The gun smuggling  Briscoe of those days, nicknamed  “Captain Swift”, morphed into an active Zionist in the later 1920s, and  an ardent supporter of a national home in Palestine for the Jewish people, the struggle that led to the founding of Israel in 1948.  In 1950 when Fianna Fáil were in opposition  for the first time  since 1932,   Briscoe and de Valera visited Israel.

(There Briscoe was surprised to see de Valera take a glass of wine. “You’re  making a liar out of me, as I have been telling people that you are a teetotaller” “Well.” said de Valera, “that at least is no lie you won’t have to tell again.” The only pin de Valera wore was the Fáinne.)

During those American trips in the late 1950s Briscoe spoke again and again of the problem of partition, again on American television, reproving those Irish American who were even then helping to fund guns for the illegal IRA.

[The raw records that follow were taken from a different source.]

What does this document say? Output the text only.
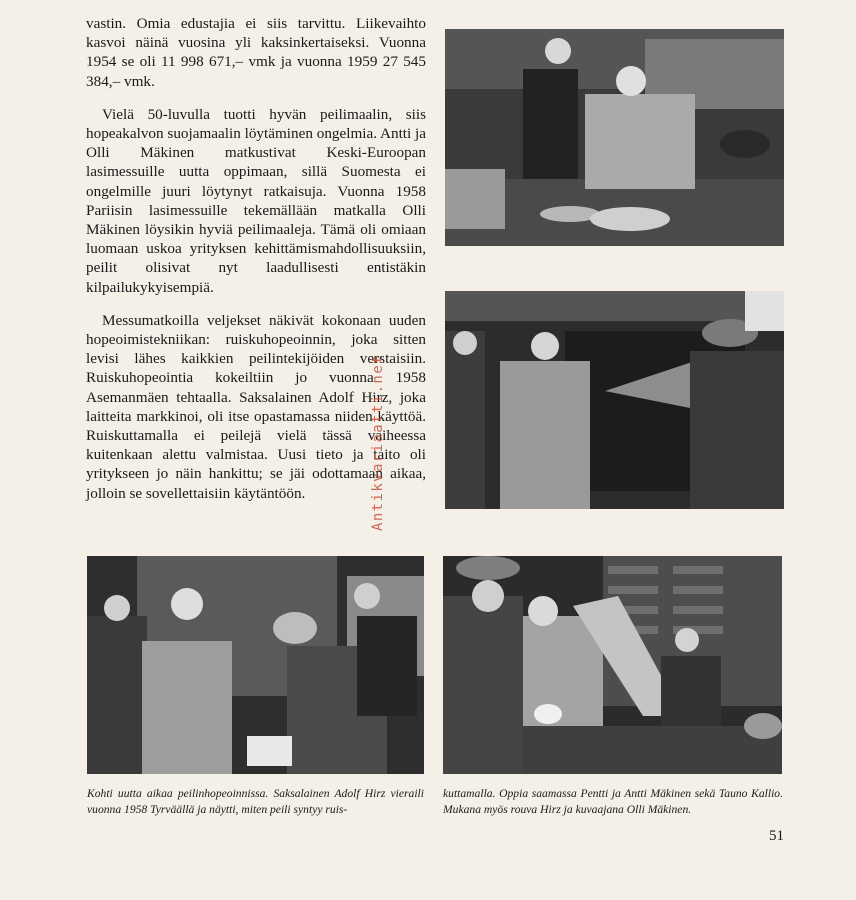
vastin. Omia edustajia ei siis tarvittu. Liikevaihto kasvoi näinä vuosina yli kaksinkertaiseksi. Vuonna 1954 se oli 11 998 671,– vmk ja vuonna 1959 27 545 384,– vmk.

Vielä 50-luvulla tuotti hyvän peilimaalin, siis hopeakalvon suojamaalin löytäminen ongelmia. Antti ja Olli Mäkinen matkustivat Keski-Euroopan lasimessuille uutta oppimaan, sillä Suomesta ei ongelmille juuri löytynyt ratkaisuja. Vuonna 1958 Pariisin lasimessuille tekemällään matkalla Olli Mäkinen löysikin hyviä peilimaaleja. Tämä oli omiaan luomaan uskoa yrityksen kehittämismahdollisuuksiin, peilit olisivat nyt laadullisesti entistäkin kilpailukykyisempiä.

Messumatkoilla veljekset näkivät kokonaan uuden hopeoimistekniikan: ruiskuhopeoinnin, joka sitten levisi lähes kaikkien peilintekijöiden verstaisiin. Ruiskuhopeointia kokeiltiin jo vuonna 1958 Asemanmäen tehtaalla. Saksalainen Adolf Hirz, joka laitteita markkinoi, oli itse opastamassa niiden käyttöä. Ruiskuttamalla ei peilejä vielä tässä vaiheessa kuitenkaan alettu valmistaa. Uusi tieto ja taito oli yritykseen jo näin hankittu; se jäi odottamaan aikaa, jolloin se sovellettaisiin käytäntöön.

Kohti uutta aikaa peilinhopeoinnissa. Saksalainen Adolf Hirz vieraili vuonna 1958 Tyrväällä ja näytti, miten peili syntyy ruis-
kuttamalla. Oppia saamassa Pentti ja Antti Mäkinen sekä Tauno Kallio. Mukana myös rouva Hirz ja kuvaajana Olli Mäkinen.
51
Antikvariaatti.net
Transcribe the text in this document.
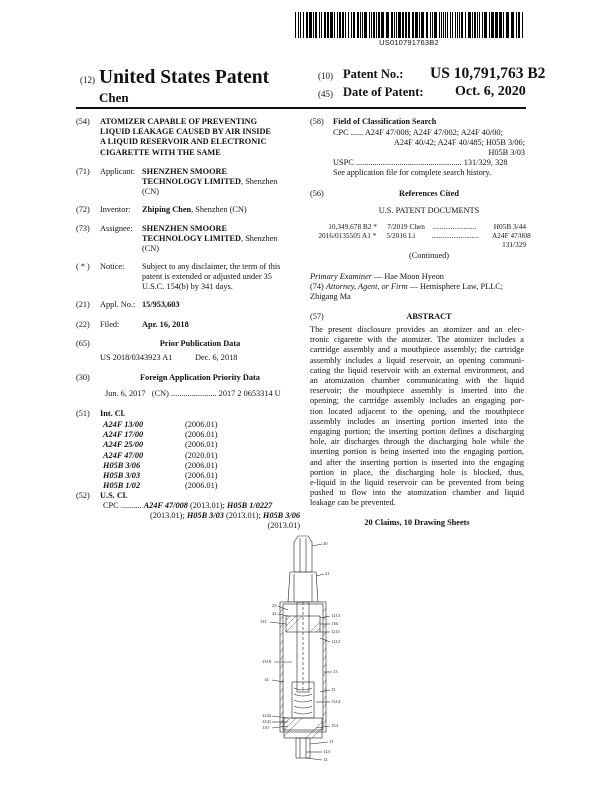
US010791763B2
(12) United States Patent
Chen
(10) Patent No.: US 10,791,763 B2
(45) Date of Patent: Oct. 6, 2020
(54)	ATOMIZER CAPABLE OF PREVENTING
LIQUID LEAKAGE CAUSED BY AIR INSIDE
A LIQUID RESERVOIR AND ELECTRONIC
CIGARETTE WITH THE SAME
(71)	Applicant: SHENZHEN SMOORE
TECHNOLOGY LIMITED, Shenzhen
(CN)
(72)	Inventor: Zhiping Chen, Shenzhen (CN)
(73)	Assignee: SHENZHEN SMOORE
TECHNOLOGY LIMITED, Shenzhen
(CN)
( * )	Notice: Subject to any disclaimer, the term of this
patent is extended or adjusted under 35
U.S.C. 154(b) by 341 days.
(21)	Appl. No.: 15/953,603
(22)	Filed:	Apr. 16, 2018
(65)	Prior Publication Data
US 2018/0343923 A1	Dec. 6, 2018
(30)	Foreign Application Priority Data
Jun. 6, 2017 (CN) ...................... 2017 2 0653314 U
(51)	Int. Cl.
A24F 13/00	(2006.01)
A24F 17/00	(2006.01)
A24F 25/00	(2006.01)
A24F 47/00	(2020.01)
H05B 3/06	(2006.01)
H05B 3/03	(2006.01)
H05B 1/02	(2006.01)
(52)	U.S. Cl.
CPC .......... A24F 47/008 (2013.01); H05B 1/0227
(2013.01); H05B 3/03 (2013.01); H05B 3/06
(2013.01)
(58) Field of Classification Search
CPC ...... A24F 47/008; A24F 47/002; A24F 40/00;
A24F 40/42; A24F 40/485; H05B 3/06;
H05B 3/03
USPC ................................................... 131/329, 328
See application file for complete search history.
(56)	References Cited
U.S. PATENT DOCUMENTS
10,349,678 B2 *	7/2019 Chen	........................	H05B 3/44
2016/0135505 A1 *	5/2016 Li	..........................	A24F 47/008
131/329
(Continued)
Primary Examiner — Hae Moon Hyeon
(74) Attorney, Agent, or Firm — Hemisphere Law, PLLC;
Zhigang Ma
(57)	ABSTRACT
The present disclosure provides an atomizer and an elec-
tronic cigarette with the atomizer. The atomizer includes a
cartridge assembly and a mouthpiece assembly; the cartridge
assembly includes a liquid reservoir, an opening communi-
cating the liquid reservoir with an external environment, and
an atomization chamber communicating with the liquid
reservoir; the mouthpiece assembly is inserted into the
opening; the cartridge assembly includes an engaging por-
tion located adjacent to the opening, and the mouthpiece
assembly includes an inserting portion inserted into the
engaging portion; the inserting portion defines a discharging
hole, air discharges through the discharging hole while the
inserting portion is being inserted into the engaging portion,
and after the inserting portion is inserted into the engaging
portion in place, the discharging hole is blocked, thus,
e-liquid in the liquid reservoir can be prevented from being
pushed to flow into the atomization chamber and liquid
leakage can be prevented.
20 Claims, 10 Drawing Sheets
20
21
23
22
141
1213
136
1211
1212
1319
13
14
15
1314
1242
1241
110	154
11
123
12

Another file (2022/25/566) deals with American Jewish organisations  in Palestine. This contains a statement from Brisoce and other Irish Jews in June 1944 regarding the position of Jews in Ireland, at a time when the existence of the death camps in Germany and Poland were becoming known. This explicitly  notes the position and recognition of  the Jewish congregations in Ireland.

A few years ago, as noted in an Irish Catholic article at the time, most Jews escaping Europe  in the 1920s and 1930s who landed in Cobh were found by the Aliens Registration Office to want to go on to New York or elsewhere in the USA. Few wanted to stay in Ireland to join the small Jewish community there, based In Dublin, Cork and Limerick.

Altogether  the career of Robert Briscoe as recorded in the National Archives reveals a man completely at ease in both his Jewish and Irish identities. It suggests that the present government of  Israel would be well advised to consult with the Jewish community both about the history of the Jewish community in Ireland and their opinions about the place of Jews in Irish society – a matter examined at length by the late Dermot Keogh and others.

His election certainly brought the attention of the US in a serious way to what was by then a rapidly changing Ireland, soon to flourish after 1959 under the aegis of Sean Lemass and T. K Whitaker”

The statements of the Israeli government, however,  speak confusingly about “the Jewish community in Ireland” and “the Israeli community in Ireland”. It would be as well to recall that members of  the Hebrew community in Ireland are Irish citizens – as was Robert Briscoe   –  and that many  Jews have been prominent in the professional, academic, legal and  medical areas of Irish life. Under the constitution of 1937 a special position was accorded to the Jewish community in Ireland.

But notwithstanding this misunderstanding his election certainly brought the attention of the US in a serious way to what was by then a rapidly changing Ireland, soon to flourish after 1959 under the aegis of Sean Lemass and TK Whitaker.  The cultural divisions so amusing in Abbie’s Irish Rose, which had been revived in New York 1954,  were rapidly fading,  and America was having to make new adjustments to a new Ireland and, at that date too,  a new Israel.